Berbicara mengenai Kebudayaan, merupakan hal yang terkait
dengan kulturalisme, yang mampu mennimbulkan doktrin – doktrin dengan
sendirinya pada setiap individu dalam suatu kelompok, sebagai Masyarakat
indonesia yang majemuk, untuk menghindari konflik Sosial maka perlu kita
memahami lebih mendasar mengenai Budaya dan Seajarah suatu daerah, sehingga
kita mampu menarik suatu kesimpulan. Adapun dalam makalah ini saya menyajikan
mengenai Sejarah dan Budaya bumi Sepucuk Jambi sembilan lurah, guna menanamkan nilai – nilai Sejarah serta Orientasi dalam
pengimplementasian Multikulturalisme
dalam kehidupan berbangsa.
B.
PERUMUSAN
MASALAH
Adapun masalah
yang akan dibahas adalah seputar Pengetahuan tentang Sejarah dan Budaya Daerah
Jambi, yang meliputi dari Sejarah Berdirinya Jambi serta Budaya Masyarakat
Jambi.
C.
PEMBATASAN
MASALAH
Adapun didalam
pembahasan yang akan didiskusikan tidak keluar dan menyimpang dari semua yang
ada tertulis didalam makalah ini yang ruang lingkupnya hanya seputar Pengetahuan
Sejarah dan Budaya Jambi.
Bab II
Pembahasan
A.
MASA
KESULTANAN JAMBI
Di Pulau
Sumatera, Provinsi Jambi merupakan bekas wilayah Kesultanan Islam Melayu Jambi (1500-1901).

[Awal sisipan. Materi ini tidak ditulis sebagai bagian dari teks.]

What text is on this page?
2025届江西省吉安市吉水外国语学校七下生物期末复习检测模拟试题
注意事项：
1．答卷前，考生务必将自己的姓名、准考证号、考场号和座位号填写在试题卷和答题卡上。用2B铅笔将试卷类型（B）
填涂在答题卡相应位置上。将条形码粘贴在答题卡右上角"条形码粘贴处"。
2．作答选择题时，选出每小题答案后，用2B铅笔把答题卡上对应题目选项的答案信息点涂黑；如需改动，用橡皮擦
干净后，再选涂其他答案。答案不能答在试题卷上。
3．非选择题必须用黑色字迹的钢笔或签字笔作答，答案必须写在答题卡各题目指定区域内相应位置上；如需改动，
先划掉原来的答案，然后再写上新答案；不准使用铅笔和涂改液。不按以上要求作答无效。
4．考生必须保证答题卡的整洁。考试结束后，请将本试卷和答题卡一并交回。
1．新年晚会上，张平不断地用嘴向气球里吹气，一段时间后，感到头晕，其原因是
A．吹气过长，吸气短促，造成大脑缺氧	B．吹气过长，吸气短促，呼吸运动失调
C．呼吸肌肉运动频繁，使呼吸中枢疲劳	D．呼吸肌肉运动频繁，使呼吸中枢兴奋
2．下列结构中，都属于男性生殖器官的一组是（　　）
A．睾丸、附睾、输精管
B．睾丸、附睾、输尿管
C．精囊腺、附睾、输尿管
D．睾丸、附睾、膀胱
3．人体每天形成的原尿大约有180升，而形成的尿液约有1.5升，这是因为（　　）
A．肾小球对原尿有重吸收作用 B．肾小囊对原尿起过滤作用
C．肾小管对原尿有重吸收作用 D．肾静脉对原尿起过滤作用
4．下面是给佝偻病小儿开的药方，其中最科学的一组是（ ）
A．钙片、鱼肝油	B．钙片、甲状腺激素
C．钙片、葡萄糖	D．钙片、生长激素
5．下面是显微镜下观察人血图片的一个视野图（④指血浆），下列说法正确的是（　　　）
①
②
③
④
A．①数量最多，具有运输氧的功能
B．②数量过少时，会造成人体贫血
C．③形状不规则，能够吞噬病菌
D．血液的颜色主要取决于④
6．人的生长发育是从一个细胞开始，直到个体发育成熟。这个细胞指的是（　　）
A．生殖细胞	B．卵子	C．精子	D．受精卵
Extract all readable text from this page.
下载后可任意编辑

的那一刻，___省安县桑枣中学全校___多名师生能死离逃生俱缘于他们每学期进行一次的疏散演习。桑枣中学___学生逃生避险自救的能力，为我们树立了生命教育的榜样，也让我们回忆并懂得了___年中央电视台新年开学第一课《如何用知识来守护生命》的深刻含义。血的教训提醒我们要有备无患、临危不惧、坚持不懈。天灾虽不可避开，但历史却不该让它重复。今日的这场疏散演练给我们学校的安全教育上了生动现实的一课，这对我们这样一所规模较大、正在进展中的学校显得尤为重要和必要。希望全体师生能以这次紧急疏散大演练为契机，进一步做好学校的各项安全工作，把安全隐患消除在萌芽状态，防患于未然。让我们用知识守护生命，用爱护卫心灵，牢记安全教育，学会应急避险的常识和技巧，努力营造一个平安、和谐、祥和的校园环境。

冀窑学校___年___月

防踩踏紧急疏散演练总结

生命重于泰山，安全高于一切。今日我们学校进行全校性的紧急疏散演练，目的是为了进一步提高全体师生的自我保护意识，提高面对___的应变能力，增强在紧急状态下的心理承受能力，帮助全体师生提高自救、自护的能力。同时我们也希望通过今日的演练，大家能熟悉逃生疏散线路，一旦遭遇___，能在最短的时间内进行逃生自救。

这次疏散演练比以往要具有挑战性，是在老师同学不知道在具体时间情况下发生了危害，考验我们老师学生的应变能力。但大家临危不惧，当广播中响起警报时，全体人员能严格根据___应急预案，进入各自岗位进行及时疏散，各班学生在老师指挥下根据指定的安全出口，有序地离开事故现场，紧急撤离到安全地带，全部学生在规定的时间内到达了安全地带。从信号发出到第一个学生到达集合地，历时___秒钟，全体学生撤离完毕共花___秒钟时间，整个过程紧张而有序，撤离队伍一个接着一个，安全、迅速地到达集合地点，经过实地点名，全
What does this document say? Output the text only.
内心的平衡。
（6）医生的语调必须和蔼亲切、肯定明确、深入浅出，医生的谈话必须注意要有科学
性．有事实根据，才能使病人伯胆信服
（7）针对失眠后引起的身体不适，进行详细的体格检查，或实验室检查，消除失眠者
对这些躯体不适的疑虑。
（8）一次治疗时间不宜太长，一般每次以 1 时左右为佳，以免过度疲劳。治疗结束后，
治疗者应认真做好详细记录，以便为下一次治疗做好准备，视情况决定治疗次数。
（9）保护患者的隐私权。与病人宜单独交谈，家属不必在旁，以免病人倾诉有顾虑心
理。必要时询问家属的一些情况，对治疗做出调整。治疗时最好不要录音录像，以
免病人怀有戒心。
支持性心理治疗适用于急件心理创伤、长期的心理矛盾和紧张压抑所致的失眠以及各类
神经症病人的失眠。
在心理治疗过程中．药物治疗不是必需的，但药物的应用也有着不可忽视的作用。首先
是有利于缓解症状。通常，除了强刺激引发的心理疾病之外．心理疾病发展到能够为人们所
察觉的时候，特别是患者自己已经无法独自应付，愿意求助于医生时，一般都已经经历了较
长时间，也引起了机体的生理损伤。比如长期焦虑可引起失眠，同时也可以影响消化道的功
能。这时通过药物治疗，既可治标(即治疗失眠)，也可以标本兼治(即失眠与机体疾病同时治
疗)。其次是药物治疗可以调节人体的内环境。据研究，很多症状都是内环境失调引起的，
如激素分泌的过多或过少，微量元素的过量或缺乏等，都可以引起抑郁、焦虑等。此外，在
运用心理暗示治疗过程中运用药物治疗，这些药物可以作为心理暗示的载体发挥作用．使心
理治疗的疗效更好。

Kesultanan ini memang tidak berhubungan secara langsung dengan 2 kerajaan
Hindu-Budha pra-Islam. Sekitar Abad 6 awal 7 M berdiri KERAJAAN MALAYU (Melayu
Tua) terletak di Muara Tembesi (kini masuk wilayah Batanghari, Jambi). Catatan
Dinasti Tang mengatakan bahwa awak Abad 7 M. dan lagi pada abad 9 M Jambi
mengirim duta/utusan ke Empayar China ( Wang Gungwu 1958;74). Kerajaan ini
bersaing dengan SRI WIJAYA untuk menjadi pusat perdagangan. Letak Malayu yang
lebih dekat ke jalur pelayaran Selat Melaka menjadikan Sri Wijaya merasa
terdesak sehingga perlu menyerang Malayu sehingga akhirnya tunduk kepada Sri
Wijaya. Muaro jambi, sebuah kompleks percandian di hilir Jambi mungkin dulu
bekas pusat belajar agama Budha sebagaimana catatan pendeta Cina I-Tsing yang
berlayar dari India pada tahun 671. Ia belajar di Sriwijaya selama 4 tahun dan
kembali pada tahun 689 bersama empat pendeta lain untuk menulis dua buku
tentang ziarah Budha. Saat itulah ia tulis bahwa Kerajaan Malayu kini telah
menjadi bahagian Sri Wijaya.
Abad ke 11 M
setelah Sri Wijaya mulai pudar, ibu negeri dipindahkan ke Jambi ( Wolters 1970:2 ). Inilah KERAJAAN MALAYU
(Melayu Muda) atau DHARMASRAYA berdiri di Muara Jambi. Sebagai sebuah bandar
yang besar, Jambi juga menghasilkan berbagai rempah-rempahan dan kayu-kayuan.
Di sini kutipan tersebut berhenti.